Transcriptional Shifts Highlight the Role of Nutrients in Harmful Brown Tide Dynamics

Abstract

Harmful algal blooms (HABs) threaten ecosystems and human health worldwide. Controlling nitrogen inputs to coastal waters is a common HAB management strategy, as nutrient concentrations often suggest coastal blooms are nitrogen-limited. However, defining best nutrient management practices is a long-standing challenge: in part, because of difficulties in directly tracking the nutritional physiology of harmful species in mixed communities. Using metatranscriptome sequencing and incubation experiments, we addressed this challenge by assaying the in situ physiological ecology of the ecosystem destructive alga, Aureococcus anophagefferens. Here we show that gene markers of phosphorus deficiency were expressed in situ, and modulated by the enrichment of phosphorus, which was consistent with the observed growth rate responses. These data demonstrate the importance of phosphorus in controlling brown-tide dynamics, suggesting that phosphorus, in addition to nitrogen, should be evaluated in the management and mitigation of these blooms. Given that nutrient concentrations alone were suggestive of a nitrogen-limited ecosystem, this study underscores the value of directly assaying harmful algae in situ for the development of management strategies.
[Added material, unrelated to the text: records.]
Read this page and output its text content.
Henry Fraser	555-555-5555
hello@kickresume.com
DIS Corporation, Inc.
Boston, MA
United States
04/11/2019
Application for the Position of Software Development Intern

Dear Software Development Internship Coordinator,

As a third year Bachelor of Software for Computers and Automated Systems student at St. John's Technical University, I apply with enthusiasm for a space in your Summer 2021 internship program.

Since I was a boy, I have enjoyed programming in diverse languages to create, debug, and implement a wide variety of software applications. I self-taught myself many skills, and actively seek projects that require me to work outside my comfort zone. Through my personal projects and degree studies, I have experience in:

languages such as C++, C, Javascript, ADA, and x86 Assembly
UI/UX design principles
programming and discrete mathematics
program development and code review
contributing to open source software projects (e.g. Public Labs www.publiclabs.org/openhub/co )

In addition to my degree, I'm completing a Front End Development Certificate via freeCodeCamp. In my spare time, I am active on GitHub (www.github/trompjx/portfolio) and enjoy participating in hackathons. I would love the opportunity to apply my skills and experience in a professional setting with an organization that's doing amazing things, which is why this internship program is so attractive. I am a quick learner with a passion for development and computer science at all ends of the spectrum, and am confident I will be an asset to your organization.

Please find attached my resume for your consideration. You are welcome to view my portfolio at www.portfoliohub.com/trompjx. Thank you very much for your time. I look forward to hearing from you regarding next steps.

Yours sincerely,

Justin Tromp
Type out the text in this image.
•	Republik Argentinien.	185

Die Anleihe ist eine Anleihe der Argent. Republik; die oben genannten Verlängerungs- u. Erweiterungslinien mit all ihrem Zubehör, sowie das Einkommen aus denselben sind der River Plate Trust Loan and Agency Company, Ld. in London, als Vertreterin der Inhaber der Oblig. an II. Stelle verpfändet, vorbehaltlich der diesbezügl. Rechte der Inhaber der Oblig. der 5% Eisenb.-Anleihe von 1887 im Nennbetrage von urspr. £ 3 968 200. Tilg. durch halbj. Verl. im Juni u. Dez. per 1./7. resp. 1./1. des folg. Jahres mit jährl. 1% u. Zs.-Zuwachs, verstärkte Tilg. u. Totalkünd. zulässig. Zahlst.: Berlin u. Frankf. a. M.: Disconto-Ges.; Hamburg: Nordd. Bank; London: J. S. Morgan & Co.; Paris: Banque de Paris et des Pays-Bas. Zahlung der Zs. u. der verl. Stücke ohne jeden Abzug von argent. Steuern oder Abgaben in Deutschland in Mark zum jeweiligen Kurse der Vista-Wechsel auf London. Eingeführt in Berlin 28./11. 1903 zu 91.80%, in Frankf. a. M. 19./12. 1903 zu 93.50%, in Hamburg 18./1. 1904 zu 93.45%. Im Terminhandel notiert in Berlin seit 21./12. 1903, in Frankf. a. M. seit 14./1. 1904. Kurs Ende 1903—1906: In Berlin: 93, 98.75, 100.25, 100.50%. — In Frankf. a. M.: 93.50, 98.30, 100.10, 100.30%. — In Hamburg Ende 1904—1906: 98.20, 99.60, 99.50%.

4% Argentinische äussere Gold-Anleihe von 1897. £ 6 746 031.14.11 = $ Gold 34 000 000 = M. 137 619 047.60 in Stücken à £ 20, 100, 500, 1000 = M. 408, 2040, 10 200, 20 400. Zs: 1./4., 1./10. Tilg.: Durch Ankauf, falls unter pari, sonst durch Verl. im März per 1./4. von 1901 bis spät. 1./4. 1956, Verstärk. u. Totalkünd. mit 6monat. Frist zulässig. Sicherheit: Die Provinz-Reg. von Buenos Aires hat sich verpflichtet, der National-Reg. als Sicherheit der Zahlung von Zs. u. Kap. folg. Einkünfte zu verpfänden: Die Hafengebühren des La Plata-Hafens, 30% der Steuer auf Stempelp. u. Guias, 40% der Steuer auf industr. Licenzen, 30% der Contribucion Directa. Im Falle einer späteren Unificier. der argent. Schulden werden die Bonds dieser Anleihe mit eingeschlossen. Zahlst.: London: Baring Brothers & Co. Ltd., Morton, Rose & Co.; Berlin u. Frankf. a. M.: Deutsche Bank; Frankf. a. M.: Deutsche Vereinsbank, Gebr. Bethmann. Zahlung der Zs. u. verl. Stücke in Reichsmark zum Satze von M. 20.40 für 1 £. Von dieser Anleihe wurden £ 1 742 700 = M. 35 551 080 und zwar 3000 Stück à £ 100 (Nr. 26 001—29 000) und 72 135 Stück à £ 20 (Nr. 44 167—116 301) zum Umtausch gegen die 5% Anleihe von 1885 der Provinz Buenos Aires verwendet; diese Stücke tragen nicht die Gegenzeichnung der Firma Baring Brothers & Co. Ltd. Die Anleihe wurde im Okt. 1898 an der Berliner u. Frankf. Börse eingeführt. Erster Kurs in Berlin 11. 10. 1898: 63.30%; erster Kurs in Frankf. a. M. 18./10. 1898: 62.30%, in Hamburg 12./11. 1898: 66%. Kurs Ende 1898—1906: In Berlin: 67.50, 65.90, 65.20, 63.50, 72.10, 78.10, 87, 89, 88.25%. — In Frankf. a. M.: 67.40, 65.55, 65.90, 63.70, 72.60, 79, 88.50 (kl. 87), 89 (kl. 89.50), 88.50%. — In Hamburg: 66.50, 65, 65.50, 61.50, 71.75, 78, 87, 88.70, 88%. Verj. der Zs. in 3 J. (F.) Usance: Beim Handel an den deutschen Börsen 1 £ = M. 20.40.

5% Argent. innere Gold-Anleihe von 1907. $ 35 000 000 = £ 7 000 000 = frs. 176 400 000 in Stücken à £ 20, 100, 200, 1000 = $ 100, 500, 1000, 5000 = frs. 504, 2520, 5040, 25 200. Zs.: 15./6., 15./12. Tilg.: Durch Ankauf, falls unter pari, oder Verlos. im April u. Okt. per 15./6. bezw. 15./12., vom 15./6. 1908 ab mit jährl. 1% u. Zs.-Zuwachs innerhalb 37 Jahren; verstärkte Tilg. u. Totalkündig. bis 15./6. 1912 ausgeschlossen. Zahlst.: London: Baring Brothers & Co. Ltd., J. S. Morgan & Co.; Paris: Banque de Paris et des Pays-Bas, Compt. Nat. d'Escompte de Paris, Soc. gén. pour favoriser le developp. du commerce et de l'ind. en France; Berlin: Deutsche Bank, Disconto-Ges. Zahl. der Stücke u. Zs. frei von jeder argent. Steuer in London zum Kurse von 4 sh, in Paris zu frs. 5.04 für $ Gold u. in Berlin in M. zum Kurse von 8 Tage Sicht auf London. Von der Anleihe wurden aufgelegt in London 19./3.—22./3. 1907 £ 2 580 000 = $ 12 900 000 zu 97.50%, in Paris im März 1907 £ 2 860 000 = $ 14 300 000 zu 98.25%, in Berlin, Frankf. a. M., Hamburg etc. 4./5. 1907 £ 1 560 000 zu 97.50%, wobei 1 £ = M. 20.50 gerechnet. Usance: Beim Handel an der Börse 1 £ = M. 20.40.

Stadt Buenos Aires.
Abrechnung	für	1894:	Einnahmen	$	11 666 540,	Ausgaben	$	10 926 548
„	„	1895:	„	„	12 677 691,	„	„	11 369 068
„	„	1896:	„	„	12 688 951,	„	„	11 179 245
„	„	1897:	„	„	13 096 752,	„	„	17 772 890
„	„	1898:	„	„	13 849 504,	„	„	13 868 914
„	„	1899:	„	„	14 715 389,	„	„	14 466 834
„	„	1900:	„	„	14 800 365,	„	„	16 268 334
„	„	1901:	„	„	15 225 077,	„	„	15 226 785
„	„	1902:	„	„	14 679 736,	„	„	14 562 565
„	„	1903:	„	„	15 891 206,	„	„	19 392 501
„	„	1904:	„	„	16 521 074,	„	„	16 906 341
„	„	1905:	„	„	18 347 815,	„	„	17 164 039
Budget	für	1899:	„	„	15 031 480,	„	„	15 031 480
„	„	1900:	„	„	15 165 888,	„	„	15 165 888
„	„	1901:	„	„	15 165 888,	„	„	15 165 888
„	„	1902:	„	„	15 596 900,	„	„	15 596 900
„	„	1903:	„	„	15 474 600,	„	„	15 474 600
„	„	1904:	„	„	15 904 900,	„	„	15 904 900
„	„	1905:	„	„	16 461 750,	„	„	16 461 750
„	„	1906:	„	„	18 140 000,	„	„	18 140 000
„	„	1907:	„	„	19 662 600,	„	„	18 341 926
Keywords: Aureococcus anophagefferens; brown tide; harmful algal bloom; metatranscriptomics; nutrient physiology.

FIGURE 1

Map of study site in Quantuck Bay, NY where a severe brown tide occurred in 2011 (A) A. anophagefferens cell densities (red) over the course of the bloom (B) The surface water DIN:DIP ratio is indicated (blue) with the Redfield ratio (dashed line) indicated at 16. Arrows represent points in the bloom where metatranscriptome analyses were performed. Samples (S) S1 and S2 represent peak bloom conditions whereas S3 represents bloom decline. On June 22nd, a nutrient amendment (N, nitrogen; P, phosphorus) experiment was conducted and samples were taken after 24 h for metatranscriptome analysis. The growth rates of A. anophagefferens are shown in the embedded graph for this nutrient amendment experiment.

FIGURE 2

Aureococcus anophagefferens transcriptional changes across in situ samples (S1–S3). Colors indicate the relative expression of different KEGG functional classes (e.g., central carbohydrate metabolism) calculated by normalizing the library-normalized reads to the total number of KEGG annotated reads in a sample.

FIGURE 3

Gene expression values in tags per million (TPM) in the nitrogen (N) addition (left) (A), phosphorus (P) addition (middle) (B), and N&P addition (right) (C) experiments relative to a no nutrient added control. The nutrient amendment experiment was started during bloom decline at S3 as noted in Figure 1. Significance was determined with ASC (fold change > 2, post-p > 0.95). Red indicates genes with significantly increased expression and green indicates genes with significantly decreased expression in the nutrient addition treatments versus the control. Note the log scale of the axes.

FIGURE 4

Expression patterns in tags per million (TPM) at peak bloom (S1 and S2) and bloom decline (S3) of select nutrient-responsive genes detected in the incubation experiments. The TPM of the urea transporter (A), phosphate transporter (PTA3) (B), 5′-nucleotidase (C), and arsenite-translocating ATPase Arsenite transporter (D) highlighted in Figure 3 are plotted. Significance was determined with ASC (fold change > 2, post-p > 0.99). Red and yellow indicates that the transcript was significantly more abundant while green and blue indicate significantly less abundant (none shown here), with a fold change greater than or equal to 2 relative to a nutrient replete culture control of A. anophagefferens (dashed line). NS indicates the transcript was not significantly different.